Originally published April 20, 2008 at 12:00 AM | Page modified April 20, 2008 at 1:24 AM
Editorial
Rossi's road plan and what's missing
Candidate for governor Dino Rossi's road-building vision is, for the most part, Gov. Christine Gregoire's road-building vision. The superiority of Rossi's plan is it has more money to build roads faster.
Candidate for governor Dino Rossi's road-building vision is, for the most part, Gov. Christine Gregoire's road-building vision. The superiority of Rossi's plan is it has more money to build roads faster. The weakness is it pays for new roads by diverting revenue from other state programs and cha-chas around the question of what other things the state would do without.
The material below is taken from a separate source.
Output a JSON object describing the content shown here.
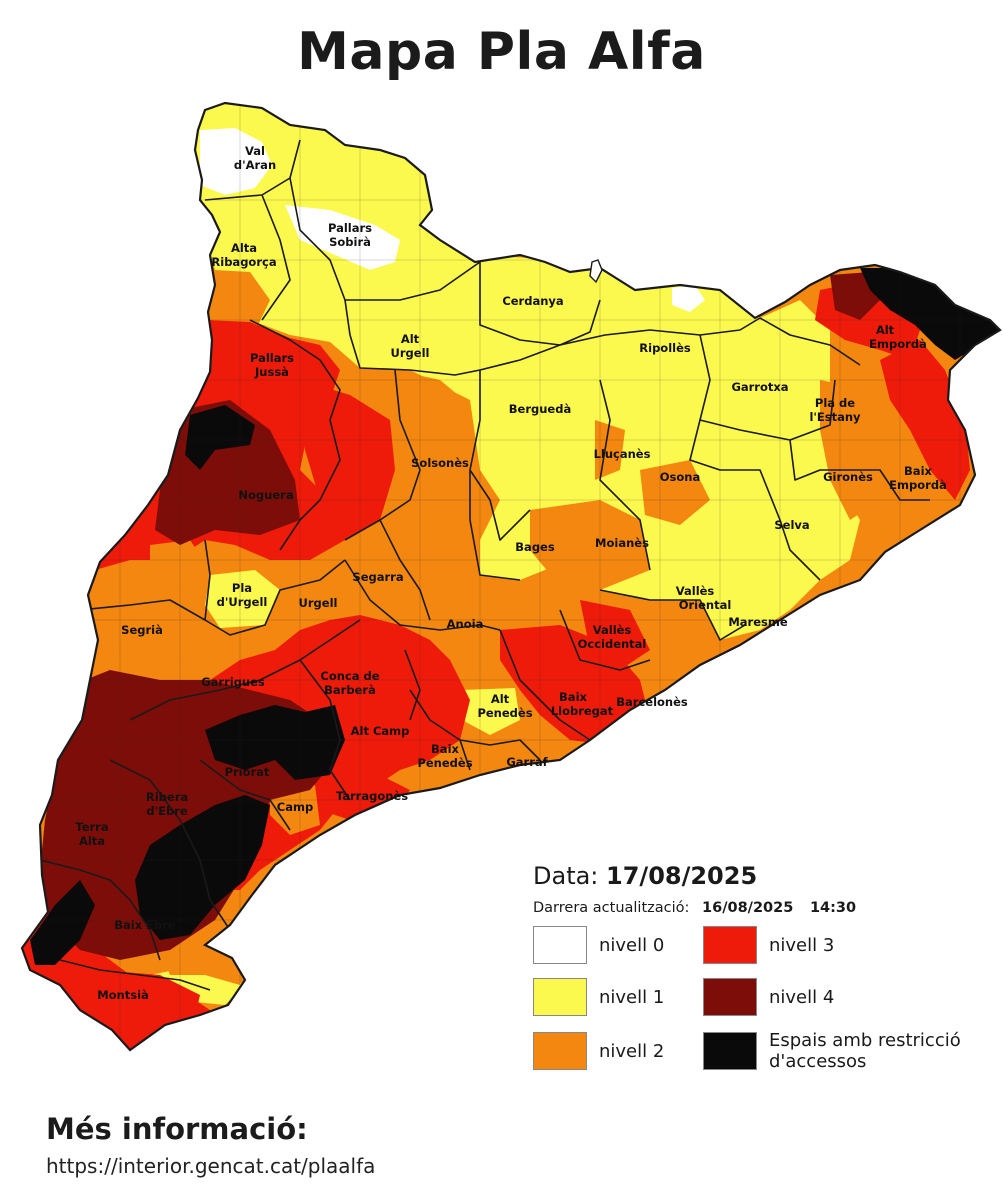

One project is Rossi's own: building a waterfront tunnel to replace Seattle's Alaskan Way Viaduct. This used to be the financial sinkhole of Mayor Greg Nickels, and it nearly swallowed him. Why an Eastside Republican would pitch himself into this Funnel of Doom is baffling. Rossi should support whatever reasonable surface option has the largest vehicle capacity — a position that might not be much different from Gregoire's.On the Highway 520 bridge, Rossi proposes six lanes built on pontoons for eight. This is a promise in concrete to the eight-lane constituency. Given that Seattle will accept no more than six lanes after decades of negotiations, building pontoons for eight is a waste of money.
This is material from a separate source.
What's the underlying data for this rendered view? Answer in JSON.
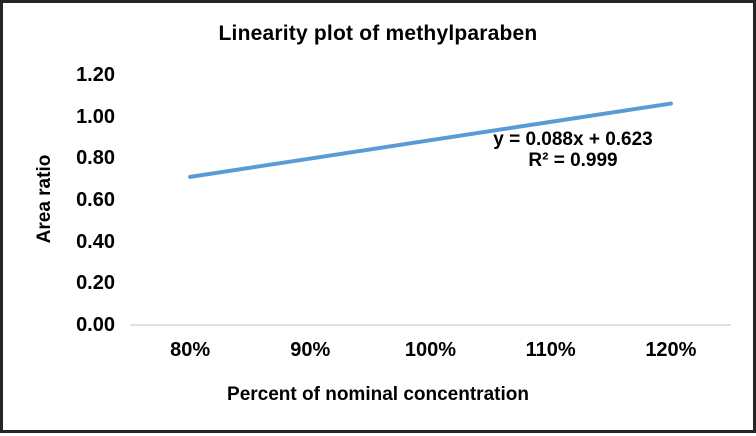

Rossi's cost estimates are troublesome. He offers one figure for a project in a big chart, then explains in footnotes that numbers are in 2007 prices for comparison purposes. His numbers may be technically accurate but they are misleading. At the very least, they minimize the effect on other state spending. The real project costs and the hit on other spending will be higher.
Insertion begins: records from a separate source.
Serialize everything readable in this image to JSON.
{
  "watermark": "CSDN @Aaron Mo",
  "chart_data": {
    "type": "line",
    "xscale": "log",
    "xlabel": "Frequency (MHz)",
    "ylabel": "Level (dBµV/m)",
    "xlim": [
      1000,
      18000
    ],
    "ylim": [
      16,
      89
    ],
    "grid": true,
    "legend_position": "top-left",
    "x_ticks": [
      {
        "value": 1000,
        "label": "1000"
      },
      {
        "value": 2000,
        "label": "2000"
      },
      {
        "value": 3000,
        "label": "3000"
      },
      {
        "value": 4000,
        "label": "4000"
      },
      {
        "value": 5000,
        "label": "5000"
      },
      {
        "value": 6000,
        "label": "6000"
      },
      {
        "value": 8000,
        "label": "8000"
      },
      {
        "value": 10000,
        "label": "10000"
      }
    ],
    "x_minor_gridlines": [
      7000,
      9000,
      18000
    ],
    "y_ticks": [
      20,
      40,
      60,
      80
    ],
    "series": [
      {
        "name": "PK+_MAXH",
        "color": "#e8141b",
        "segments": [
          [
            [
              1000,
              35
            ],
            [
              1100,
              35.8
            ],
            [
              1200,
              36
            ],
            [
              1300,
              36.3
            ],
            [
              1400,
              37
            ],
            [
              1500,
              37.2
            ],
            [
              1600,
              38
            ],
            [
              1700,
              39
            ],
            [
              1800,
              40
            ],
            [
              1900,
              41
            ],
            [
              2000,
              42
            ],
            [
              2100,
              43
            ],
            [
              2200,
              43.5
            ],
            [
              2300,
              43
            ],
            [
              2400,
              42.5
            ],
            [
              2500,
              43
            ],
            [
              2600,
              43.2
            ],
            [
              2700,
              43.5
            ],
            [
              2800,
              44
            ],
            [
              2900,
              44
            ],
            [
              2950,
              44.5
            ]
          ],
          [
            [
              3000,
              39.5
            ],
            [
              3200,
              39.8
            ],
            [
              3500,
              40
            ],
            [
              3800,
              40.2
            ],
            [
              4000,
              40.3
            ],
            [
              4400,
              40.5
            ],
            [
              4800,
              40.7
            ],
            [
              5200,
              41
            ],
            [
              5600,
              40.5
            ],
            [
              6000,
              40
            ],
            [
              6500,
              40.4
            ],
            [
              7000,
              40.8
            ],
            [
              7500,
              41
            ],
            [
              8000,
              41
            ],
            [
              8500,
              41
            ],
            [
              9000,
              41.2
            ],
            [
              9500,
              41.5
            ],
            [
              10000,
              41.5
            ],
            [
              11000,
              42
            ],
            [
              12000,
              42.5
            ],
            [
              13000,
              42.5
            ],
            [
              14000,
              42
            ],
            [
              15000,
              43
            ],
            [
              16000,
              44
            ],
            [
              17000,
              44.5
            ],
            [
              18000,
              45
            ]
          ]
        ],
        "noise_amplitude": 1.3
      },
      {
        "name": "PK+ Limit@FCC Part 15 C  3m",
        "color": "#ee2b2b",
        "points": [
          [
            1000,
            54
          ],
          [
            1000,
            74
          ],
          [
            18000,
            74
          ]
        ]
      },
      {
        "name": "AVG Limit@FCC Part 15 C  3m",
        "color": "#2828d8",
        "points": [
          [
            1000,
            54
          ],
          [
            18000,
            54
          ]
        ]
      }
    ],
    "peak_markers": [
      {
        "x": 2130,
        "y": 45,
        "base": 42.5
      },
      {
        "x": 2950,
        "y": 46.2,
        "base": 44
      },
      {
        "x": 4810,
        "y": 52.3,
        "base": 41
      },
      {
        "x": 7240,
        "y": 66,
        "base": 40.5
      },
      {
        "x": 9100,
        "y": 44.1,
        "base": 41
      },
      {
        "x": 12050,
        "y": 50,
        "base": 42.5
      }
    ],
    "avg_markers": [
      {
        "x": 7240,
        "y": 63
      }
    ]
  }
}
His project list is the state's wish list with a few variations. The projects include: widening Highway 9 near Snohomish; building a Highway 2 bypass around Monroe; widening Interstate 405 from Bellevue to Renton; connecting Highway 509 to Interstate 5 south of Sea-Tac; connecting Highway 167 to the Port of Tacoma; building the cross-base highway in Pierce County; building a new Columbia River crossing at Vancouver and a Highway 395 bypass east of Spokane.
Rossi is a get-it-done kind of candidate, and that is commendable. But the cost of getting some things done is other things are left undone. Here, Rossi is too mushy.
Most money for Rossi's road projects would come from the sales tax on cars, which feeds the general fund. This reservoir of tax money irrigates education, prisons and social services. Rossi's diversion would be $800 million in each two-year budget cycle.
The Republican candidate says he would cut $800 million out of current spending. People should believe him because he has done it before. In 2003, he and Gov. Gary Locke cut state spending to avoid a tax increase in a recession. They did it because they had to.
But the upcoming budget is forecast to be $2.4 billion in the hole. That's huge. Given that, it is difficult to imagine a Democratic-controlled Legislature allowing a Gov. Rossi to dig the hole $800 million deeper in order to fund roads.
Transit is invisible in Rossi's spending plan — it is a local function, he says — but it would get hit indirectly. The elimination of sales-tax money from construction would reduce tax revenue available to bus systems. That is a step backward.
Finally, there's the matter of tolls. For Highway 520, Rossi would have a toll of a little more than $1.50 in 2007 dollars, and charge the toll only when the bridge is completed. He relies on tolls less than Gregoire but only because he reaches into a currently untappable fund, Sound Transit's pot of gold. For Rossi to accomplish his goals, he would need a Republican Legislature.
We are left with Rossi's commitment to make road building a priority. The candidate has offered an important proposal that will change the discussion. But he needs to fill in many missing details so people can make an informed choice between roads and other programs.